One of the more colorful figures in the United States Navy Medical Corps was Rear Admiral Ammen Farenholt. Born in 1871, Farenholt was stationed with the U.S. Marine Guard in Seoul, Korea before serving under Admiral George Dewey during the Battle of Manila Bay in 1898. Before World War I, Farenholt was the Commanding Officer at Naval Hospital Bremerton in Washington; during the War he was named Commanding Officer of the War Dispensary, which was later transformed into the Naval Hospital San Diego. He also Commander at Naval Hospital Mare Island in California for two stretches, 1918 to 1921 and 1928 to 1930.
Farenholt decorated many of his commands with sundials he had commissioned, or with military memorabilia he had collected over the years. He also made grandfather clocks by hand and crafted hospital seals, some of which are still on display today.
Perhaps what is most interesting about Farenholt, however, is his lineage. His father, Oscar Farenholt, became the first enlisted Sailor to reach Flag Officer status when he was promoted to Rear Admiral on September 1, 1901. Today, the Navy’s Medical Corps is giving enlisted Sailors the opportunity to reach officer status through a unique program called the Enlisted to Medical Degree Preparatory Program, or EMDP2.
Conducted in conjunction with the Uniformed Services University of the Health Sciences, which was founded in 1972 and now goes under the name Uniformed Services University (USU), the EMDP2 program gives Sailors who have proven they are highly motivated and have a record of good academic achievement the chance to earn a medical degree for free while remaining on active duty. Candidates chosen for the program will attend a two-year program held at USU consisting of full-time course loads in traditional college classes, structured Medical College Admission Test (MCAT) preparation, mentoring by peers, and the chance to observe clinical medical practices.

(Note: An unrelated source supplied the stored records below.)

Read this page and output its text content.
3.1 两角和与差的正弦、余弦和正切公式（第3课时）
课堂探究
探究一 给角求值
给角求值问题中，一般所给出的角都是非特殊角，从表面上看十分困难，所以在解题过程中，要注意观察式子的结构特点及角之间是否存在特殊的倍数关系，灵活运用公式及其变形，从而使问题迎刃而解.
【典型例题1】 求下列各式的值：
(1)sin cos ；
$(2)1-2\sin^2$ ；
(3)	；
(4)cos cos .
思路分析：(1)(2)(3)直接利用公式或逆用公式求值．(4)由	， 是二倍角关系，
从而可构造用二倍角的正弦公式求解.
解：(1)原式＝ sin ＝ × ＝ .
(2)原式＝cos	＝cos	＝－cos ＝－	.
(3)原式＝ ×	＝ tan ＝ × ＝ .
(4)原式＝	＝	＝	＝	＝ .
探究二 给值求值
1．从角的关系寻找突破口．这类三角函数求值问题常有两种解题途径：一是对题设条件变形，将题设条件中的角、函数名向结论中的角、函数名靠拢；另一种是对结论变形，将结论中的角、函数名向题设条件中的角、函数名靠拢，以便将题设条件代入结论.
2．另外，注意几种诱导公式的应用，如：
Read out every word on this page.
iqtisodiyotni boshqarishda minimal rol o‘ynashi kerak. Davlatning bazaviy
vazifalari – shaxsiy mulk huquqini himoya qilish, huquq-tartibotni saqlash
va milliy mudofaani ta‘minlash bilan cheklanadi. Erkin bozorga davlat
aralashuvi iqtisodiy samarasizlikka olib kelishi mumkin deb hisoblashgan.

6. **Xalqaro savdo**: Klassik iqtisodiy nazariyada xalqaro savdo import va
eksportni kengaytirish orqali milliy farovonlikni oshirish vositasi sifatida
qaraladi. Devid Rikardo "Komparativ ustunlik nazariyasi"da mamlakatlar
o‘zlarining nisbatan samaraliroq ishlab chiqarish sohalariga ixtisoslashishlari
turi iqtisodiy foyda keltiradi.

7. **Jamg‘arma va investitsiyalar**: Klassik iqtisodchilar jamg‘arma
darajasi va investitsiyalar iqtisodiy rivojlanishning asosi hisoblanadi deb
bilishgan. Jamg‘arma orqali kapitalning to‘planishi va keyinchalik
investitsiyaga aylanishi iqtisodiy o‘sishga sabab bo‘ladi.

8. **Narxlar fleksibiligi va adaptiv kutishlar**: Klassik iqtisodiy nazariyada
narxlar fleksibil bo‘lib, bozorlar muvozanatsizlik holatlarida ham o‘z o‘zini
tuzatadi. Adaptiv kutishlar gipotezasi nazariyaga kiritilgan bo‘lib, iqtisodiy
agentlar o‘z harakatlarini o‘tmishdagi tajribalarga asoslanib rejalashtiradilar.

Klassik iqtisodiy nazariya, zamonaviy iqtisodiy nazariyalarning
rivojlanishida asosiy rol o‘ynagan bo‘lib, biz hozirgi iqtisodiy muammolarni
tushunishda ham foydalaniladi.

There are certain standards and rules that those chosen for the program must follow. Sailors who fail to maintain at least a 3.0 GPA (on a scale of 4.0) are removed from the program, and they can also be dismissed for poor conduct, illegal drug usage, and other indicators of poor judgment or behavior. Completing the 24-month program is not a guarantee of acceptance to medical school or an officer’s commission, and graduates must apply for admission to USU or one of the Navy’s programs (HPSP or HSCP) that fund their education at a private medical school. Also, those selected must serve for at least 60 months from the time they begin the program.
For enlisted Sailors with a passion to serve others and who have shown they have the potential to shine in a challenging academic environment, the EMDP2 program could very well be the first step on the way to an officer’s commission—which itself could possibly be a stepping stone to the rarefied air of Flag Officer.